At a recent conference, I had the wonderful opportunity to hear Newbery Award-winning author Laura Amy Schlitz talk about her writing. She is a story-teller at heart, so just listening to her was a delight, but my favorite moment came during her account of how she came to write Good Masters, Sweet Ladies, the book for which she won the Newbery Award.
Ms. Schlitz began her writing career with a successful romance novel. Buoyed by that accomplishment, she decided to write her first “real” book—sure to be the great Venetian novel. She went to Italy, studied, and worked for years to produce the 700+-page manuscript. She sent it off to publishers and waited for their excited responses. And waited. And waited. You can imagine the rest. No one wanted her novel. Saddened, she decided she wasn’t an author after all and decided to focus on her career as a school librarian.
As luck would have it, she found herself in need of some car-repair cash (as any librarian can easily imagine) and eagerly volunteered for a curriculum-development task, writing some monologs that could be used in the social studies units on medieval life. Encouraged by the response to the monologs, she sent them off to publishers, they landed at Candlewick, and the rest is Newbery history.
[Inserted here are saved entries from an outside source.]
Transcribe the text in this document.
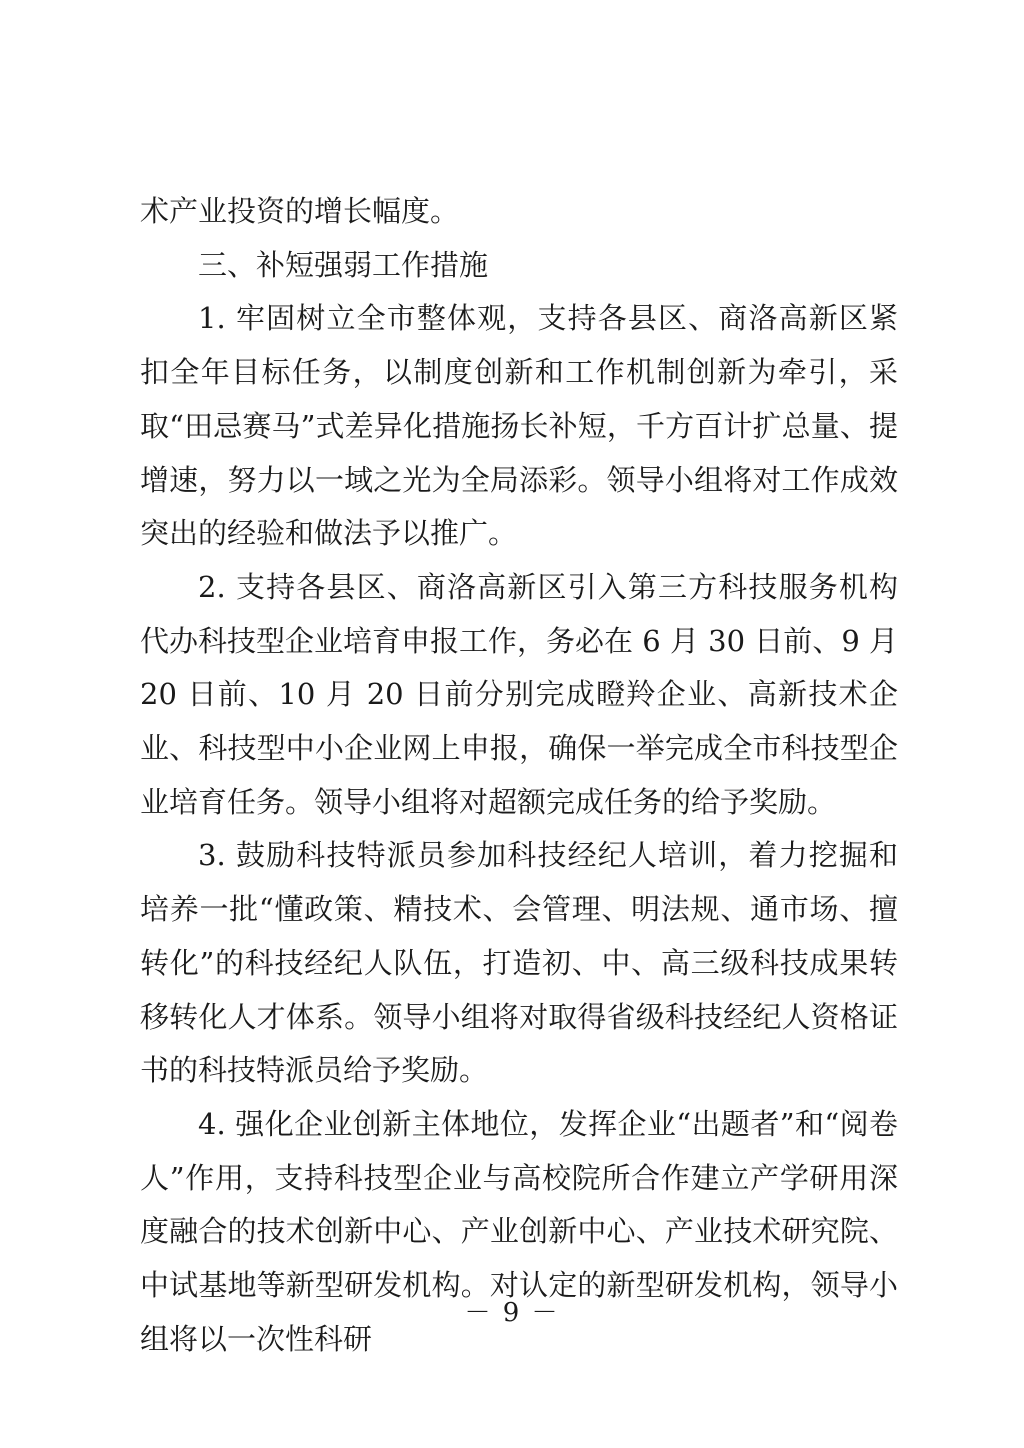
术产业投资的增长幅度。

三、补短强弱工作措施

1. 牢固树立全市整体观，支持各县区、商洛高新区紧扣全年目标任务，以制度创新和工作机制创新为牵引，采取“田忌赛马”式差异化措施扬长补短，千方百计扩总量、提增速，努力以一域之光为全局添彩。领导小组将对工作成效突出的经验和做法予以推广。

2. 支持各县区、商洛高新区引入第三方科技服务机构代办科技型企业培育申报工作，务必在 6 月 30 日前、9 月 20 日前、10 月 20 日前分别完成瞪羚企业、高新技术企业、科技型中小企业网上申报，确保一举完成全市科技型企业培育任务。领导小组将对超额完成任务的给予奖励。

3. 鼓励科技特派员参加科技经纪人培训，着力挖掘和培养一批“懂政策、精技术、会管理、明法规、通市场、擅转化”的科技经纪人队伍，打造初、中、高三级科技成果转移转化人才体系。领导小组将对取得省级科技经纪人资格证书的科技特派员给予奖励。

4. 强化企业创新主体地位，发挥企业“出题者”和“阅卷人”作用，支持科技型企业与高校院所合作建立产学研用深度融合的技术创新中心、产业创新中心、产业技术研究院、中试基地等新型研发机构。对认定的新型研发机构，领导小组将以一次性科研

－ 9 －
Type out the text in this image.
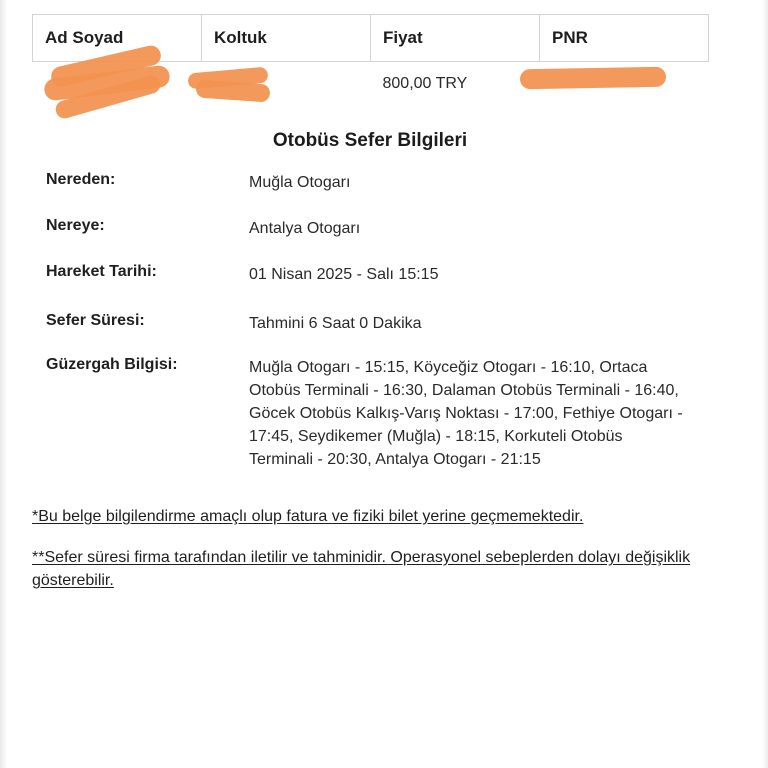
Ad Soyad	Koltuk	Fiyat	PNR
		800,00 TRY	
Otobüs Sefer Bilgileri
Nereden:	Muğla Otogarı
Nereye:	Antalya Otogarı
Hareket Tarihi:	01 Nisan 2025 - Salı 15:15
Sefer Süresi:	Tahmini 6 Saat 0 Dakika
Güzergah Bilgisi:	Muğla Otogarı - 15:15, Köyceğiz Otogarı - 16:10, Ortaca Otobüs Terminali - 16:30, Dalaman Otobüs Terminali - 16:40, Göcek Otobüs Kalkış-Varış Noktası - 17:00, Fethiye Otogarı - 17:45, Seydikemer (Muğla) - 18:15, Korkuteli Otobüs Terminali - 20:30, Antalya Otogarı - 21:15
*Bu belge bilgilendirme amaçlı olup fatura ve fiziki bilet yerine geçmemektedir.
**Sefer süresi firma tarafından iletilir ve tahminidir. Operasyonel sebeplerden dolayı değişiklik gösterebilir.
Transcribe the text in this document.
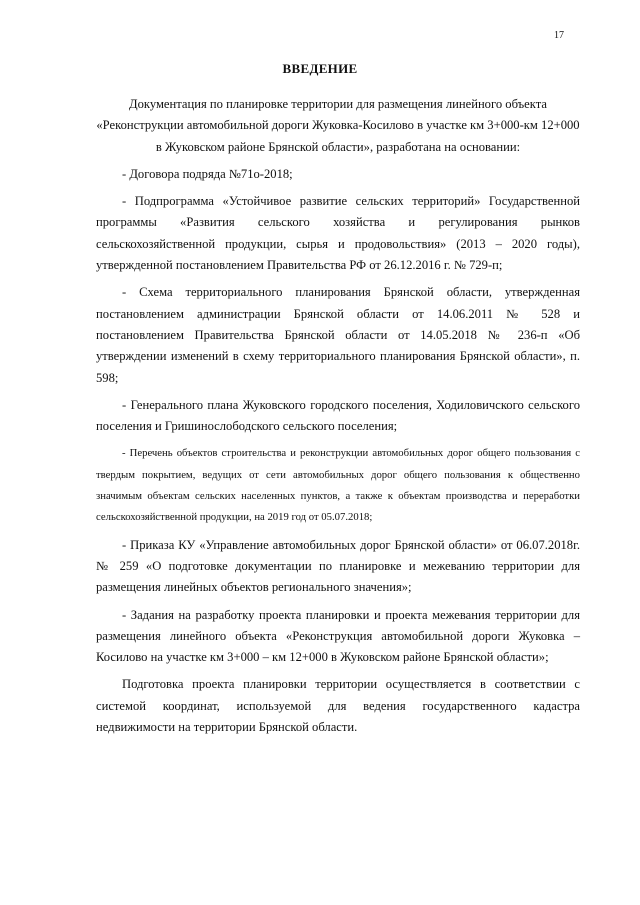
17
ВВЕДЕНИЕ

Документация по планировке территории для размещения линейного объекта «Реконструкции автомобильной дороги Жуковка-Косилово в участке км 3+000-км 12+000 в Жуковском районе Брянской области», разработана на основании:

- Договора подряда №71о-2018;

- Подпрограмма «Устойчивое развитие сельских территорий» Государственной программы «Развития сельского хозяйства и регулирования рынков сельскохозяйственной продукции, сырья и продовольствия» (2013 – 2020 годы), утвержденной постановлением Правительства РФ от 26.12.2016 г. № 729-п;

- Схема территориального планирования Брянской области, утвержденная постановлением администрации Брянской области от 14.06.2011 № 528 и постановлением Правительства Брянской области от 14.05.2018 № 236-п «Об утверждении изменений в схему территориального планирования Брянской области», п. 598;

- Генерального плана Жуковского городского поселения, Ходиловичского сельского поселения и Гришинослободского сельского поселения;

- Перечень объектов строительства и реконструкции автомобильных дорог общего пользования с твердым покрытием, ведущих от сети автомобильных дорог общего пользования к общественно значимым объектам сельских населенных пунктов, а также к объектам производства и переработки сельскохозяйственной продукции, на 2019 год от 05.07.2018;

- Приказа КУ «Управление автомобильных дорог Брянской области» от 06.07.2018г. № 259 «О подготовке документации по планировке и межеванию территории для размещения линейных объектов регионального значения»;

- Задания на разработку проекта планировки и проекта межевания территории для размещения линейного объекта «Реконструкция автомобильной дороги Жуковка – Косилово на участке км 3+000 – км 12+000 в Жуковском районе Брянской области»;

Подготовка проекта планировки территории осуществляется в соответствии с системой координат, используемой для ведения государственного кадастра недвижимости на территории Брянской области.
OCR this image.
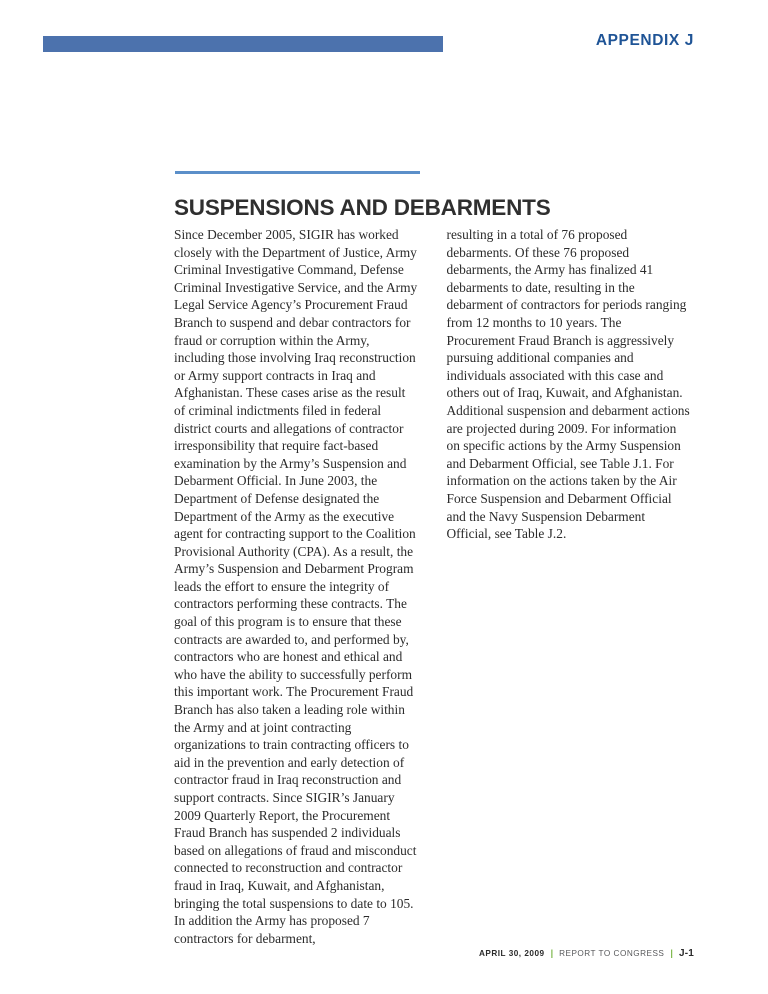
APPENDIX J
SUSPENSIONS AND DEBARMENTS

Since December 2005, SIGIR has worked closely with the Department of Justice, Army Criminal Investigative Command, Defense Criminal Investigative Service, and the Army Legal Service Agency’s Procurement Fraud Branch to suspend and debar contractors for fraud or corruption within the Army, including those involving Iraq reconstruction or Army support contracts in Iraq and Afghanistan. These cases arise as the result of criminal indictments filed in federal district courts and allegations of contractor irresponsibility that require fact-based examination by the Army’s Suspension and Debarment Official. In June 2003, the Department of Defense designated the Department of the Army as the executive agent for contracting support to the Coalition Provisional Authority (CPA). As a result, the Army’s Suspension and Debarment Program leads the effort to ensure the integrity of contractors performing these contracts. The goal of this program is to ensure that these contracts are awarded to, and performed by, contractors who are honest and ethical and who have the ability to successfully perform this important work. The Procurement Fraud Branch has also taken a leading role within the Army and at joint contracting organizations to train contracting officers to aid in the prevention and early detection of contractor fraud in Iraq reconstruction and support contracts. Since SIGIR’s January 2009 Quarterly Report, the Procurement Fraud Branch has suspended 2 individuals based on allegations of fraud and misconduct connected to reconstruction and contractor fraud in Iraq, Kuwait, and Afghanistan, bringing the total suspensions to date to 105. In addition the Army has proposed 7 contractors for debarment,

resulting in a total of 76 proposed debarments. Of these 76 proposed debarments, the Army has finalized 41 debarments to date, resulting in the debarment of contractors for periods ranging from 12 months to 10 years. The Procurement Fraud Branch is aggressively pursuing additional companies and individuals associated with this case and others out of Iraq, Kuwait, and Afghanistan. Additional suspension and debarment actions are projected during 2009. For information on specific actions by the Army Suspension and Debarment Official, see Table J.1. For information on the actions taken by the Air Force Suspension and Debarment Official and the Navy Suspension Debarment Official, see Table J.2.

APRIL 30, 2009 | REPORT TO CONGRESS | J-1
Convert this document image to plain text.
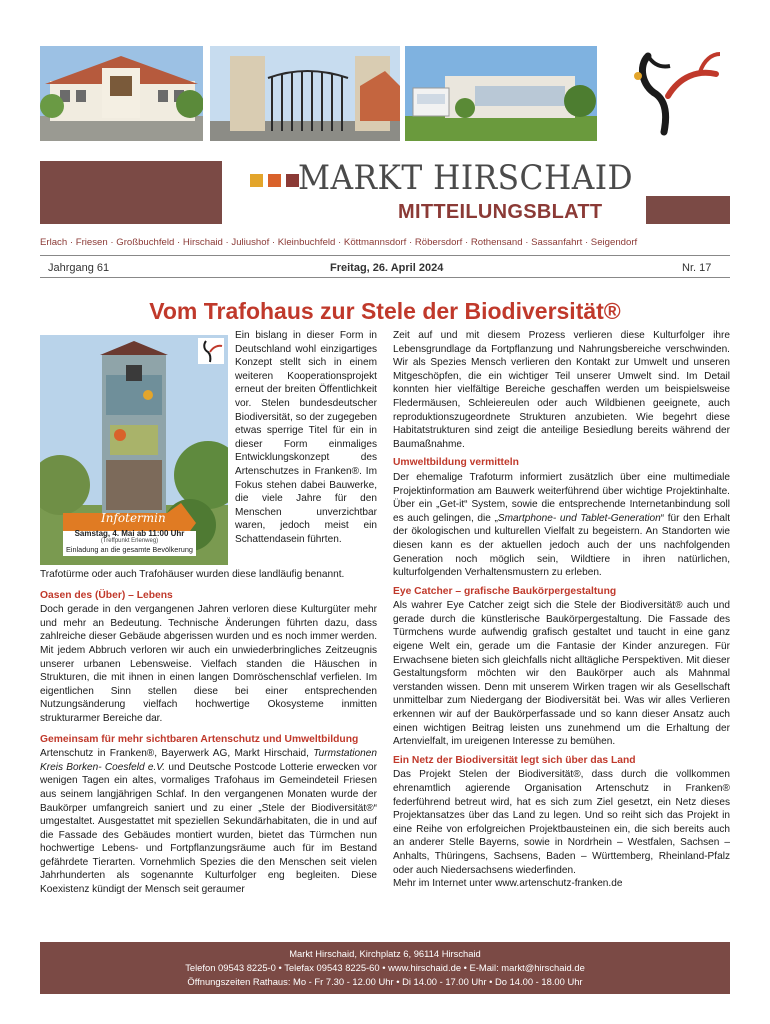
MARKT HIRSCHAID
MITTEILUNGSBLATT
Erlach · Friesen · Großbuchfeld · Hirschaid · Juliushof · Kleinbuchfeld · Köttmannsdorf · Röbersdorf · Rothensand · Sassanfahrt · Seigendorf
Jahrgang 61	Freitag, 26. April 2024	Nr. 17
Vom Trafohaus zur Stele der Biodiversität®
Infotermin
Samstag, 4. Mai ab 11:00 Uhr
(Treffpunkt Erlenweg)
Einladung an die gesamte Bevölkerung

Ein bislang in dieser Form in Deutschland wohl einzigartiges Konzept stellt sich in einem weiteren Kooperationsprojekt erneut der breiten Öffentlichkeit vor. Stelen bundesdeutscher Biodiversität, so der zugegeben etwas sperrige Titel für ein in dieser Form einmaliges Entwicklungskonzept des Artenschutzes in Franken®. Im Fokus stehen dabei Bauwerke, die viele Jahre für den Menschen unverzichtbar waren, jedoch meist ein Schattendasein führten.

Trafotürme oder auch Trafohäuser wurden diese landläufig benannt.

Oasen des (Über) – Lebens

Doch gerade in den vergangenen Jahren verloren diese Kulturgüter mehr und mehr an Bedeutung. Technische Änderungen führten dazu, dass zahlreiche dieser Gebäude abgerissen wurden und es noch immer werden. Mit jedem Abbruch verloren wir auch ein unwiederbringliches Zeitzeugnis unserer urbanen Lebensweise. Vielfach standen die Häuschen in Strukturen, die mit ihnen in einen langen Domröschenschlaf verfielen. Im eigentlichen Sinn stellen diese bei einer entsprechenden Nutzungsänderung vielfach hochwertige Okosysteme inmitten strukturarmer Bereiche dar.

Gemeinsam für mehr sichtbaren Artenschutz und Umweltbildung

Artenschutz in Franken®, Bayerwerk AG, Markt Hirschaid, Turmstationen Kreis Borken- Coesfeld e.V. und Deutsche Postcode Lotterie erwecken vor wenigen Tagen ein altes, vormaliges Trafohaus im Gemeindeteil Friesen aus seinem langjährigen Schlaf. In den vergangenen Monaten wurde der Baukörper umfangreich saniert und zu einer „Stele der Biodiversität®“ umgestaltet. Ausgestattet mit speziellen Sekundärhabitaten, die in und auf die Fassade des Gebäudes montiert wurden, bietet das Türmchen nun hochwertige Lebens- und Fortpflanzungsräume auch für im Bestand gefährdete Tierarten. Vornehmlich Spezies die den Menschen seit vielen Jahrhunderten als sogenannte Kulturfolger eng begleiten. Diese Koexistenz kündigt der Mensch seit geraumer

Zeit auf und mit diesem Prozess verlieren diese Kulturfolger ihre Lebensgrundlage da Fortpflanzung und Nahrungsbereiche verschwinden. Wir als Spezies Mensch verlieren den Kontakt zur Umwelt und unseren Mitgeschöpfen, die ein wichtiger Teil unserer Umwelt sind. Im Detail konnten hier vielfältige Bereiche geschaffen werden um beispielsweise Fledermäusen, Schleiereulen oder auch Wildbienen geeignete, auch reproduktionszugeordnete Strukturen anzubieten. Wie begehrt diese Habitatstrukturen sind zeigt die anteilige Besiedlung bereits während der Baumaßnahme.

Umweltbildung vermitteln

Der ehemalige Trafoturm informiert zusätzlich über eine multimediale Projektinformation am Bauwerk weiterführend über wichtige Projektinhalte. Über ein „Get-it“ System, sowie die entsprechende Internetanbindung soll es auch gelingen, die „Smartphone- und Tablet-Generation“ für den Erhalt der ökologischen und kulturellen Vielfalt zu begeistern. An Standorten wie diesen kann es der aktuellen jedoch auch der uns nachfolgenden Generation noch möglich sein, Wildtiere in ihren natürlichen, kulturfolgenden Verhaltensmustern zu erleben.

Eye Catcher – grafische Baukörpergestaltung

Als wahrer Eye Catcher zeigt sich die Stele der Biodiversität® auch und gerade durch die künstlerische Baukörpergestaltung. Die Fassade des Türmchens wurde aufwendig grafisch gestaltet und taucht in eine ganz eigene Welt ein, gerade um die Fantasie der Kinder anzuregen. Für Erwachsene bieten sich gleichfalls nicht alltägliche Perspektiven. Mit dieser Gestaltungsform möchten wir den Baukörper auch als Mahnmal verstanden wissen. Denn mit unserem Wirken tragen wir als Gesellschaft unmittelbar zum Niedergang der Biodiversität bei. Was wir alles Verlieren erkennen wir auf der Baukörperfassade und so kann dieser Ansatz auch einen wichtigen Beitrag leisten uns zunehmend um die Erhaltung der Artenvielfalt, im ureigenen Interesse zu bemühen.

Ein Netz der Biodiversität legt sich über das Land

Das Projekt Stelen der Biodiversität®, dass durch die vollkommen ehrenamtlich agierende Organisation Artenschutz in Franken® federführend betreut wird, hat es sich zum Ziel gesetzt, ein Netz dieses Projektansatzes über das Land zu legen. Und so reiht sich das Projekt in eine Reihe von erfolgreichen Projektbausteinen ein, die sich bereits auch an anderer Stelle Bayerns, sowie in Nordrhein – Westfalen, Sachsen – Anhalts, Thüringens, Sachsens, Baden – Württemberg, Rheinland-Pfalz oder auch Niedersachsens wiederfinden.

Mehr im Internet unter www.artenschutz-franken.de

Markt Hirschaid, Kirchplatz 6, 96114 Hirschaid
Telefon 09543 8225-0 • Telefax 09543 8225-60 • www.hirschaid.de • E-Mail: markt@hirschaid.de
Öffnungszeiten Rathaus: Mo - Fr 7.30 - 12.00 Uhr • Di 14.00 - 17.00 Uhr • Do 14.00 - 18.00 Uhr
The story itself was fascinating, but my favorite part was when she brought out the enormous ribbon-bound manuscript of her failed novel and threw it on the ground with a thump. She stood up on it like a pedestal and said, “Stand on your failures. They are what push you forward.”
What a fabulous lesson for children—and adults. Creativity requires risk taking, and with risks come failures. So be it. We stand on them and move forward.
I hoped to find Ms. Schlitz’ version of this story online but wasn’t successful. I was able to find two different Q&A sessions with her (here’s the other), both focused on the novel Splendors and Glooms. You might want to share some of that information with students as well, particularly the “half-hour, one-page trick” that keeps her writing. Here’s how she describes it.
I unplug the phone, get a glass of water, and vow to keep my hands moving for 30 minutes. If the house is on fire, you keep your hands moving as you are rushing to safety. After a half hour, I’m usually in, but that first half hour is painful. And often, a half hour is all I’ll do. I get a cookie to reward myself and I leave it because this little rebellious dwarf that I put to work cannot be bullied or I won’t be able to get another half hour out of her the next day. I have to be really nice to myself.
It is so easy to imagine ourselves as writers–stuck, idea-free, frustrated and criticized–as very different from successful authors. Ms. Schlitz helps us remember it’s not so. I’m grateful. I suspect your students will be, too.